Le procès en appel d'Abdelkader Merah s'ouvre ce lundi devant la cour d'assises spéciale de Paris. Comme lors du premier procès, et pendant quatre semaines, les parties civiles seront accompagnées par les psychologues de l'association Paris Aide aux Victimes, dirigée par Carole Damiani.

Les psychologues de l'association "Paris Aide aux Victimes" seront là pour aider et accompagner les parties civiles
Les psychologues de l'association "Paris Aide aux Victimes" seront là pour aider et accompagner les parties civiles © AFP / Stéphane DE SAKUTIN

Carole Damiani est psychologue, elle dirige "Paris Aide aux Victimes", une association mandatée pour apporter soutien psychologique, information sur les droits et aide dans les démarches aux victimes d'infractions pénales, de catastrophes et d'accidents.

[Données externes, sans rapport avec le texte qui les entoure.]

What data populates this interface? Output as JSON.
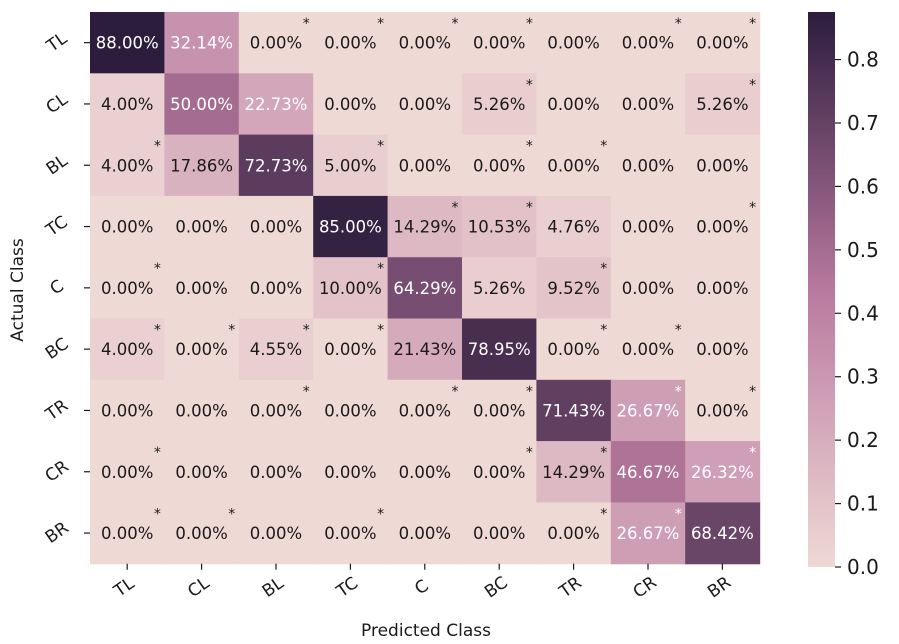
{
  "chart_data": {
    "type": "heatmap",
    "title": "",
    "xlabel": "Predicted Class",
    "ylabel": "Actual Class",
    "x_categories": [
      "TL",
      "CL",
      "BL",
      "TC",
      "C",
      "BC",
      "TR",
      "CR",
      "BR"
    ],
    "y_categories": [
      "TL",
      "CL",
      "BL",
      "TC",
      "C",
      "BC",
      "TR",
      "CR",
      "BR"
    ],
    "values": [
      [
        88.0,
        32.14,
        0.0,
        0.0,
        0.0,
        0.0,
        0.0,
        0.0,
        0.0
      ],
      [
        4.0,
        50.0,
        22.73,
        0.0,
        0.0,
        5.26,
        0.0,
        0.0,
        5.26
      ],
      [
        4.0,
        17.86,
        72.73,
        5.0,
        0.0,
        0.0,
        0.0,
        0.0,
        0.0
      ],
      [
        0.0,
        0.0,
        0.0,
        85.0,
        14.29,
        10.53,
        4.76,
        0.0,
        0.0
      ],
      [
        0.0,
        0.0,
        0.0,
        10.0,
        64.29,
        5.26,
        9.52,
        0.0,
        0.0
      ],
      [
        4.0,
        0.0,
        4.55,
        0.0,
        21.43,
        78.95,
        0.0,
        0.0,
        0.0
      ],
      [
        0.0,
        0.0,
        0.0,
        0.0,
        0.0,
        0.0,
        71.43,
        26.67,
        0.0
      ],
      [
        0.0,
        0.0,
        0.0,
        0.0,
        0.0,
        0.0,
        14.29,
        46.67,
        26.32
      ],
      [
        0.0,
        0.0,
        0.0,
        0.0,
        0.0,
        0.0,
        0.0,
        26.67,
        68.42
      ]
    ],
    "cell_labels": [
      [
        "88.00%",
        "32.14%",
        "0.00%",
        "0.00%",
        "0.00%",
        "0.00%",
        "0.00%",
        "0.00%",
        "0.00%"
      ],
      [
        "4.00%",
        "50.00%",
        "22.73%",
        "0.00%",
        "0.00%",
        "5.26%",
        "0.00%",
        "0.00%",
        "5.26%"
      ],
      [
        "4.00%",
        "17.86%",
        "72.73%",
        "5.00%",
        "0.00%",
        "0.00%",
        "0.00%",
        "0.00%",
        "0.00%"
      ],
      [
        "0.00%",
        "0.00%",
        "0.00%",
        "85.00%",
        "14.29%",
        "10.53%",
        "4.76%",
        "0.00%",
        "0.00%"
      ],
      [
        "0.00%",
        "0.00%",
        "0.00%",
        "10.00%",
        "64.29%",
        "5.26%",
        "9.52%",
        "0.00%",
        "0.00%"
      ],
      [
        "4.00%",
        "0.00%",
        "4.55%",
        "0.00%",
        "21.43%",
        "78.95%",
        "0.00%",
        "0.00%",
        "0.00%"
      ],
      [
        "0.00%",
        "0.00%",
        "0.00%",
        "0.00%",
        "0.00%",
        "0.00%",
        "71.43%",
        "26.67%",
        "0.00%"
      ],
      [
        "0.00%",
        "0.00%",
        "0.00%",
        "0.00%",
        "0.00%",
        "0.00%",
        "14.29%",
        "46.67%",
        "26.32%"
      ],
      [
        "0.00%",
        "0.00%",
        "0.00%",
        "0.00%",
        "0.00%",
        "0.00%",
        "0.00%",
        "26.67%",
        "68.42%"
      ]
    ],
    "significance_marks": [
      [
        0,
        0,
        1,
        1,
        1,
        1,
        0,
        1,
        1
      ],
      [
        0,
        0,
        0,
        0,
        0,
        1,
        0,
        0,
        1
      ],
      [
        1,
        0,
        0,
        1,
        0,
        1,
        1,
        0,
        0
      ],
      [
        0,
        0,
        0,
        0,
        1,
        1,
        0,
        0,
        1
      ],
      [
        1,
        0,
        0,
        1,
        0,
        0,
        1,
        0,
        0
      ],
      [
        1,
        1,
        1,
        1,
        0,
        0,
        1,
        1,
        0
      ],
      [
        0,
        0,
        1,
        0,
        1,
        1,
        0,
        1,
        1
      ],
      [
        1,
        0,
        0,
        0,
        0,
        1,
        1,
        0,
        1
      ],
      [
        1,
        1,
        0,
        1,
        0,
        0,
        1,
        1,
        0
      ]
    ],
    "significance_symbol": "*",
    "colorbar": {
      "range": [
        0.0,
        0.875
      ],
      "ticks": [
        0.0,
        0.1,
        0.2,
        0.3,
        0.4,
        0.5,
        0.6,
        0.7,
        0.8
      ],
      "tick_labels": [
        "0.0",
        "0.1",
        "0.2",
        "0.3",
        "0.4",
        "0.5",
        "0.6",
        "0.7",
        "0.8"
      ],
      "placement": "right"
    },
    "colormap": {
      "low": "#efd9d5",
      "mid": "#b9799f",
      "high": "#2c1d3d"
    },
    "text_color_dark": "#1a1a1a",
    "text_color_light": "#ffffff"
  }
}
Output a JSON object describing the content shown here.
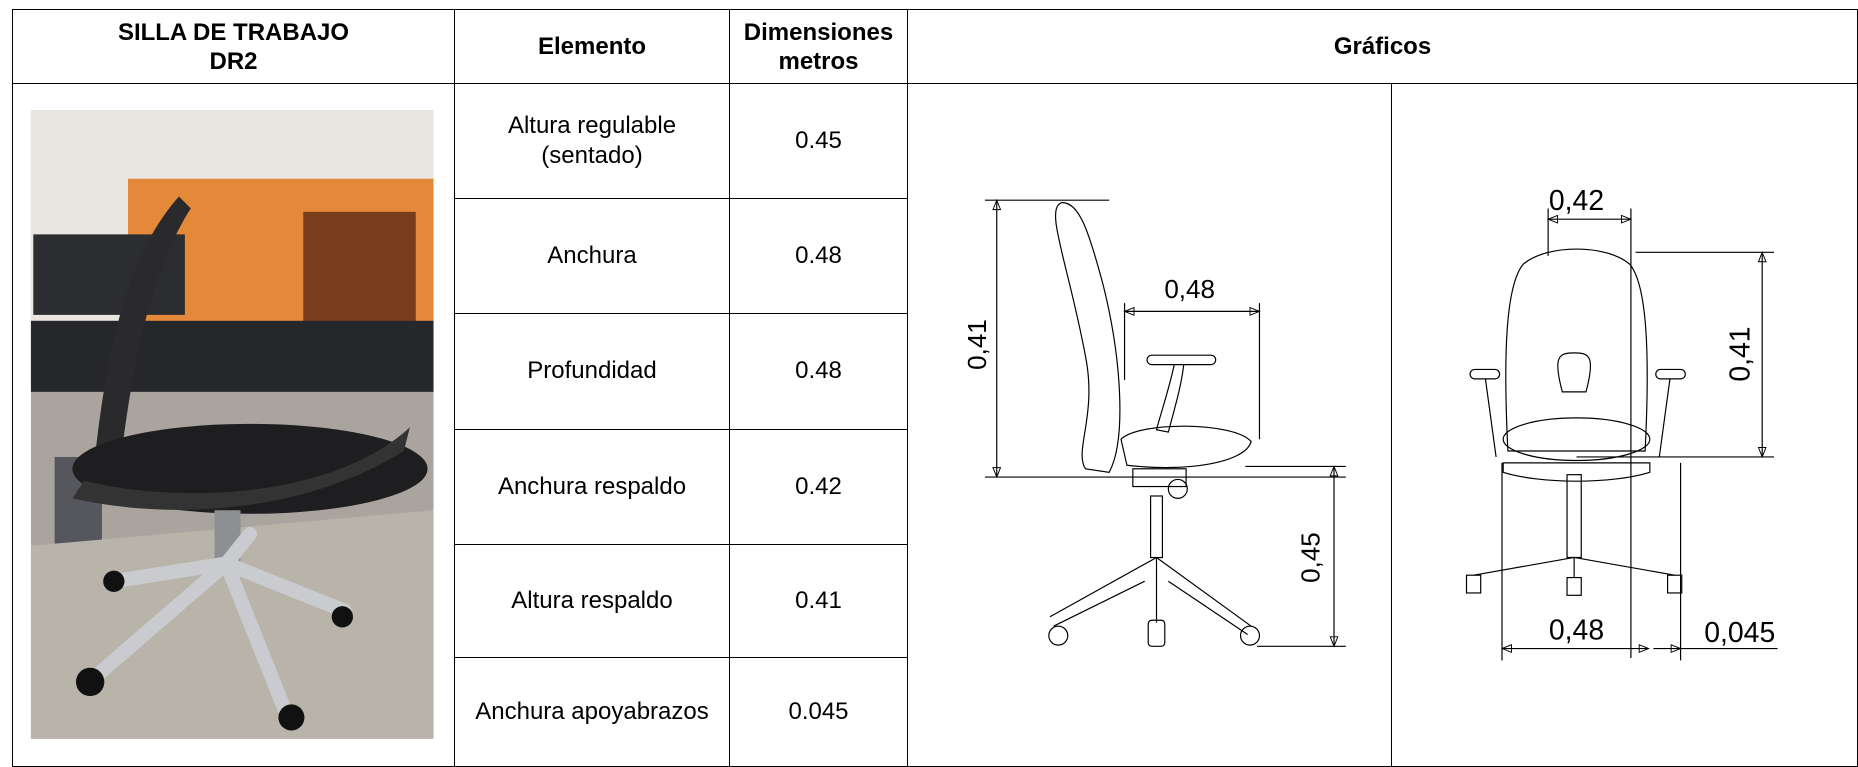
{
  "header": {
    "title_lines": [
      "SILLA DE TRABAJO",
      "DR2"
    ],
    "element": "Elemento",
    "dimensions": "Dimensiones metros",
    "graphics": "Gráficos"
  },
  "rows": [
    {
      "element": "Altura regulable (sentado)",
      "value": 0.45
    },
    {
      "element": "Anchura",
      "value": 0.48
    },
    {
      "element": "Profundidad",
      "value": 0.48
    },
    {
      "element": "Anchura respaldo",
      "value": 0.42
    },
    {
      "element": "Altura respaldo",
      "value": 0.41
    },
    {
      "element": "Anchura apoyabrazos",
      "value": 0.045
    }
  ],
  "side_view": {
    "back_height": "0,41",
    "depth": "0,48",
    "seat_height": "0,45"
  },
  "front_view": {
    "back_width": "0,42",
    "back_height": "0,41",
    "seat_width": "0,48",
    "armrest_width": "0,045"
  }
}
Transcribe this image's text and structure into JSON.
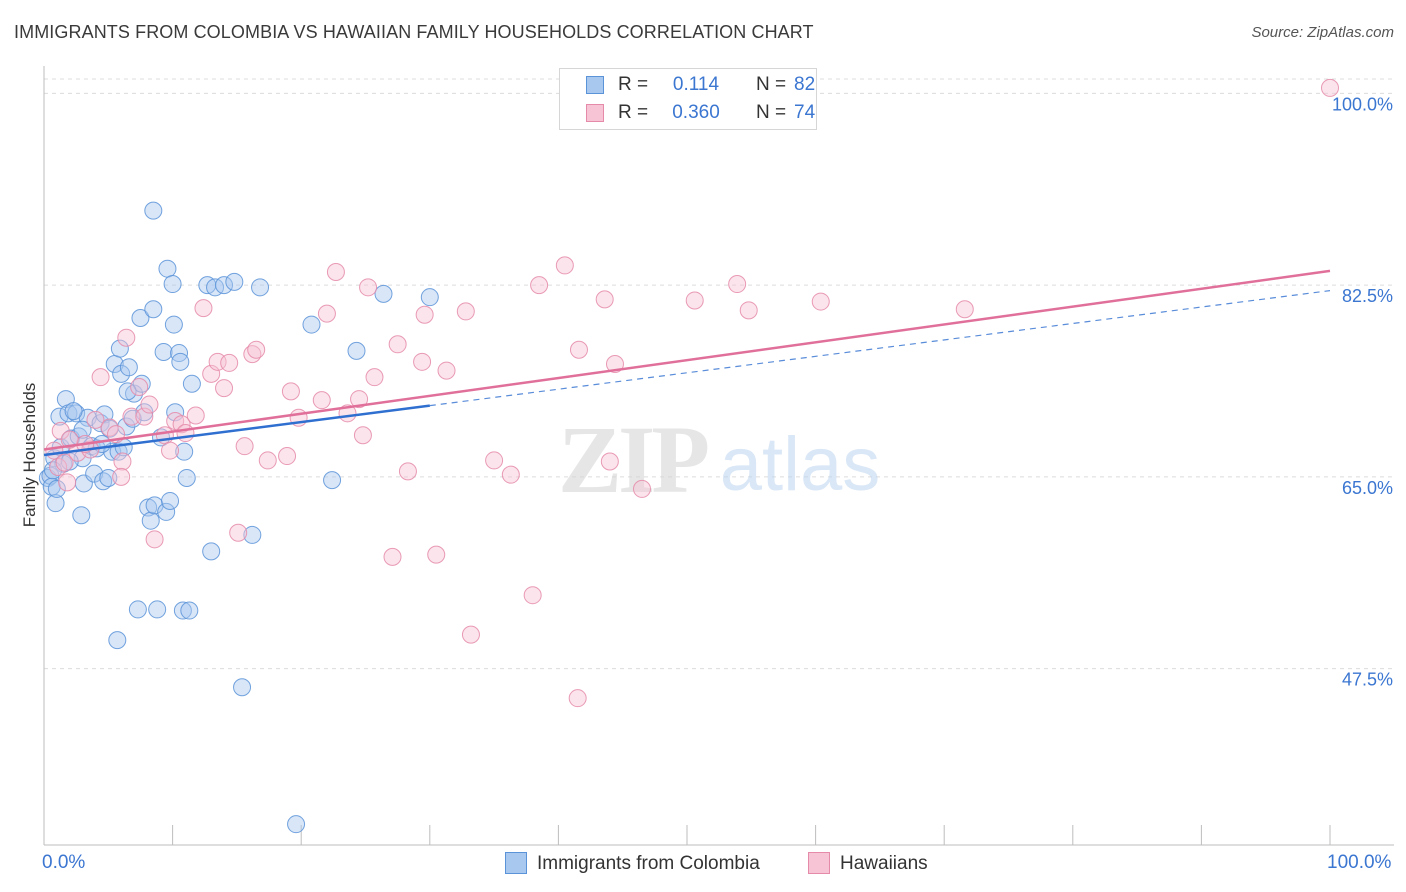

FRANCE INTER : En quoi consiste l'accompagnement des victimes ? 

Carole Damiani : "Comme au premier procès Merah, deux psychologues seront présents en permanence dans la salle d'audience, pour échanger avec les parties civiles, ou mener des entretiens confidentiels avec les personnes qui en ont besoin. C'est une mise à disposition : chacun s'en saisit, ou pas. Même si parfois, on a envie d'aller vers les gens, parce que ce n'est pas parce qu'ils ne demandent pas, qu'ils ne souffrent pas... L'important, c'est qu'on soit là. Les parties civiles ont particulièrement besoin de nous au moment où elles vont déposer : parfois nous préparons cette audition, pour savoir ce qu'elles ont envie et besoin de dire. Elles craignent beaucoup l'intervention de la mère des frères Merah : c'est un moment qui a été très douloureux la dernière fois. 

Elles comprennent tout à fait qu'il y a la douleur d'une mère, mais pour elles, leur douleur n'est pas de la même nature, et c'est compliqué de l'entendre dire qu'elle soutient ses enfants. Pour certaines victimes, c'est un peu comme des vases communicants : elles se disent, 'moi je souffre', et c'est très difficile d'entendre que la mère des auteurs souffre aussi."

Les victimes vont-elles revenir pour le procès en appel ?  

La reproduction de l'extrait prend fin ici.